O sentimento prazeroso com que fala daquela equipa é palpável. O ex-futebolista, o ninja que depois venceria a Taça UEFA e a Liga dos Campeões ao lado de José Mourinho com um dragão a tapar-lhe o coração, descreve aquele primeiro grande projeto (e fugaz) do treinador como um “Leiria bastante ofensivo, que pressionava muito os adversários e não os deixava respirar”. A ideia era deixar o rival desconfortável. “O lema da equipa era conquistar a bola o mais rápido possível e agredir [a baliza alheia] todas as vezes que possível”, precisa.
O treinador a quem conheceu cada recanto da personalidade e com quem viveu os melhores momentos da carreira era tudo menos o que agora é-lhe colado. Defensivo, nem nas conferências de imprensa. “O Mourinho sempre foi um treinador muito ofensivo. Sempre jogou para a frente, pelo menos enquanto trabalhei com ele. Mesmo no Leiria, contra Sporting ou Benfica ou FC Porto, a meta era sempre pressionar a equipa adversária, jogar em cima deles, nunca recuado a esperar. Não me lembro nem de um jogo assim enquanto fui treinado por ele. Pelo contrário.”
O ex-futebolista valoriza a “temporada muito especial” daquele grupo de jogadores. Se fosse hoje, “estaria ao nível do Braga”, arrisca. A desilusão acabou por ser inevitável: Mourinho saiu durante a época para o FC Porto, onde rapidamente começou a prometer coisas e céus e deu murros na mesa que prometiam céus e boas coisas. “Perdê-lo a meio da temporada foi um choque, eu esperava que ele continuasse até final”, confessa. “Infelizmente, aconteceu.

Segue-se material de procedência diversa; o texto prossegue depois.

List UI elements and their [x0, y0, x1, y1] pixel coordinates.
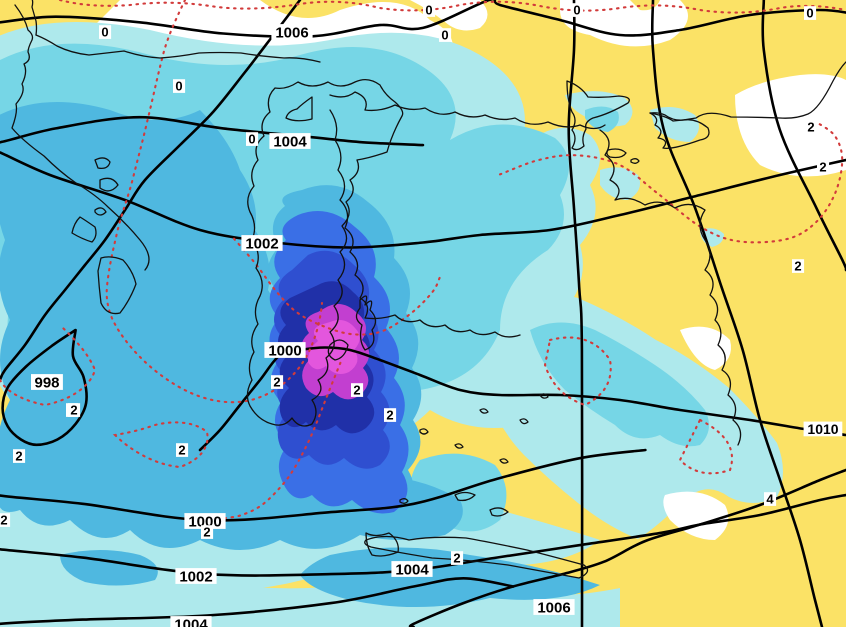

Sabíamos que era o melhor para ele, ele merecia aquilo tudo, pelo trabalho. Foi com tristeza que os jogadores receberam essa notícia, mas ficámos felizes por ele. Foi um reconhecimento de um trabalho que tinha iniciado no Benfica e que só veio confirmar nos anos seguintes.”
A esventrada União de Leiria terminaria a época na sétima posição, num campeonato que teve o Sporting campeão, um vice-campeão chamado Boavista e um FC Porto em franca revolução silenciosa mourinhesca na terceira posição.
O artilheiro da prova foi Mário Jardel. “Até digo aos meus amigos que o melhor marcador desse campeonato fui eu, porque o Jardel não faz parte desse campeonato”, diz animadamente. “O que o Jardel fazia… 42 golos em 30 ou 31 jogos, é muito fora do normal. Enfim, foi a minha melhor temporada a nível de golos. Teve a ver com a forma como o Mourinho montou a equipa, como me meteu a jogar nessa equipa bastante ofensiva. Os jogadores atrás também tinham muita qualidade, a bola chegava sempre redonda na frente.”
Como Mário Jardel celebrou o 50.º aniversário nesta segunda-feira, pedimos a Derlei para se deter um pouco mais nesse tema. “Competir com Jardel era impossível naquela época, ainda mais jogando num clube pequeno”, admite o antigo avançado da União, uma instituição que se vai levantando orgulhosamente e que, talvez para acompanhar a história de Mou no Stadio Olimpico de Roma, goleou no domingo o Belenenses, no Restelo, por 5-0, num jogo a contar para a II Liga.
“O Jardel era um grande, era um goleador nato”, continua Derlei. “Não era um craque no sentido de ser um Deco da vida, mas era um craque no quesito do golo, a marcar golos. A nível de artilharia e de pontaria era um Cristiano Ronaldo da vida”, defende, sem medo das palavras e das comparações. “Foi um grande jogador, mereceu tudo o que fez ao longo da carreira. Deixo o meu abraço pelo aniversário, 50 anos, que Deus continua a abençoar a vida dele.”